Current guidelines for the management of bronchiectasis (BE) highlight the lack of evidence to recommend mucoactive agents, such as hypertonic saline (HTS) and carbocisteine, to aid sputum removal as part of standard care. We hypothesise that mucoactive agents (HTS or carbocisteine, or a combination) are effective in reducing exacerbations over a 52-week period, compared to usual care.
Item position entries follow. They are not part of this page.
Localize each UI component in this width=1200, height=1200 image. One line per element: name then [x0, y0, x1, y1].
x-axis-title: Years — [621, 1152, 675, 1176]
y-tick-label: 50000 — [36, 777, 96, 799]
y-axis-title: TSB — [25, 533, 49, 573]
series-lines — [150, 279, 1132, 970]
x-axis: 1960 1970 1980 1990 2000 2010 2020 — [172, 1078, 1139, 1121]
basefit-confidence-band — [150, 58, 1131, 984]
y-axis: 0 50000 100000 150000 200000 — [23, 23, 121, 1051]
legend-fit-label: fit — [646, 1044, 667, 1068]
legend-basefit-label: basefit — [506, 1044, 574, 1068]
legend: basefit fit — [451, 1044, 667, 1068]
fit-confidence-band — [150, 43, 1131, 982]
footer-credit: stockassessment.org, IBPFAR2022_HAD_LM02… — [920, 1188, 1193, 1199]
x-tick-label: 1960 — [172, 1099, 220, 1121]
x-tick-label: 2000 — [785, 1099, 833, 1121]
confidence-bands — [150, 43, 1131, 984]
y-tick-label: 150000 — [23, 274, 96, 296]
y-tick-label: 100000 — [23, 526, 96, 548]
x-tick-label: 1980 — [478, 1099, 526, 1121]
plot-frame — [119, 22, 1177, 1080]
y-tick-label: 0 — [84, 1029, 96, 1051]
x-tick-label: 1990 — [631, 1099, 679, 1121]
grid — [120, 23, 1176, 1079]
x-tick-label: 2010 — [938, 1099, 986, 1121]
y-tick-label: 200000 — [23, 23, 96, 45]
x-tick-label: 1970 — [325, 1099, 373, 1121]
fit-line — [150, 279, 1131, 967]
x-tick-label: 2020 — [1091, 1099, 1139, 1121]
This is a 52-week, 2 × 2 factorial, randomized, open-label trial to determine the clinical effectiveness and cost effectiveness of HTS 6% and carbocisteine for airway clearance versus usual care - the Clinical and cost-effectiveness of hypertonic saline (HTS 6%) and carbocisteine for airway clearance versus usual care (CLEAR) trial. Patients will be randomised to (1) standard care and twice-daily nebulised HTS (6%), (2) standard care and carbocisteine (750 mg three times per day until visit 3, reducing to 750 mg twice per day), (3) standard care and combination of twice-daily nebulised HTS and carbocisteine, or (4) standard care. The primary outcome is the mean number of exacerbations over 52 weeks. Key inclusion criteria are as follows: adults with a diagnosis of BE on computed tomography, BE as the primary respiratory diagnosis, and two or more pulmonary exacerbations in the last year requiring antibiotics and production of daily sputum.
This trial’s pragmatic research design avoids the significant costs associated with double-blind trials whilst optimising rigour in other areas of trial delivery. The CLEAR trial will provide evidence as to whether HTS, carbocisteine or both are effective and cost effective for patients with BE.